I was such a prisoner, and if it had not been for a series of incidents that eventually led to my liberation, I might have spent the rest of my life in solitary confinement. I used to "busy" myself in that cell blaming everyone else - God forbid, never myself - as well as the whole world around me.

Our egoic mind is ingenious in its endless attempts to distract us from living in the present moment, which is the only reality. It tries tirelessly day in and day out, simply because its very survival is at stake. It can only survive - and even thrive - by making us live in three imaginary worlds.

It chains us to the imaginary present by resisting what is. It drags us into the imaginary past through regret, and it projects us into the imaginary future through worry.

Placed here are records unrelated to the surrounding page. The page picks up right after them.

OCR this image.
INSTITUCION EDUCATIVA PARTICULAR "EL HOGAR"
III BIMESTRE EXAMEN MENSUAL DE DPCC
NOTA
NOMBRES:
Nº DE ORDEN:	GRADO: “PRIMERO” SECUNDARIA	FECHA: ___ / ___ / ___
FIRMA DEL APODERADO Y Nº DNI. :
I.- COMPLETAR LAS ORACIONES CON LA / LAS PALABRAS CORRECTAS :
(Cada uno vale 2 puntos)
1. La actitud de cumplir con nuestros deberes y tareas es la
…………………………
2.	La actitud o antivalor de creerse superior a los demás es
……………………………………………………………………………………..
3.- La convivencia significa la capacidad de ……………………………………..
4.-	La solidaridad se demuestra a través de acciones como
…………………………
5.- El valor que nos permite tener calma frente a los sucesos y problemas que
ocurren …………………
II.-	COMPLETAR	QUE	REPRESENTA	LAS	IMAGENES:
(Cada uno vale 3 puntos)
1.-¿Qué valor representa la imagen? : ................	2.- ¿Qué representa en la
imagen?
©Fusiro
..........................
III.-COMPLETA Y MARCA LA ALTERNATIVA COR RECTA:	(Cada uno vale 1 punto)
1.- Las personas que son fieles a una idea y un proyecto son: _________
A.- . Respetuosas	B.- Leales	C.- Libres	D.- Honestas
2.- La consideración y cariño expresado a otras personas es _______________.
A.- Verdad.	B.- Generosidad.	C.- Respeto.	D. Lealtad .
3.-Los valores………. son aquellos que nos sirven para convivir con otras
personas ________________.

Because of our history and language education, which often ends up serving as a subtle and sophisticated form of institutionalized brainwashing - though hopefully unintentional - many of us are conditioned from childhood to live in these three phantom worlds. But the truth is that they have nothing to do with reality and exist only in our egoic mind.

If you find this hard to digest, consider: we can only think about the past and the future in the present moment. Nobody has ever lived in the past, and nobody will ever live in the future!

My own ego had to destroy itself through that series of events I can now call a blessing in disguise. That self-destruction was sudden and fatal, but the subsequent process of liberating myself through the narrow door it opened was gradual. And the door is inevitably narrow, covered by the layers of mental walls built over the course of a lifetime.

After the walls gave way, I was helped by the teachings of Chabad Chassidus and other non-Jewish teachings of nonduality, as well as various spiritual practices - meditation, contemplation, journaling, and self-seclusion in nature - as ways of internalizing and stabilizing presence.

Now I live more or less rooted in the present, outside those three phantom worlds. Even when I find myself drawn unconsciously into one of them, I can generally rescue myself consciously into the present.

Probably the single most significant outcome of this new life is that joy and serenity have become the norm rather than the exception. My internal weather is mostly sunny, with few or no clouds. And even when it is temporarily cloudy, I remain fully aware that the sun is always shining in the background. The wonder is that this has become my ordinary life!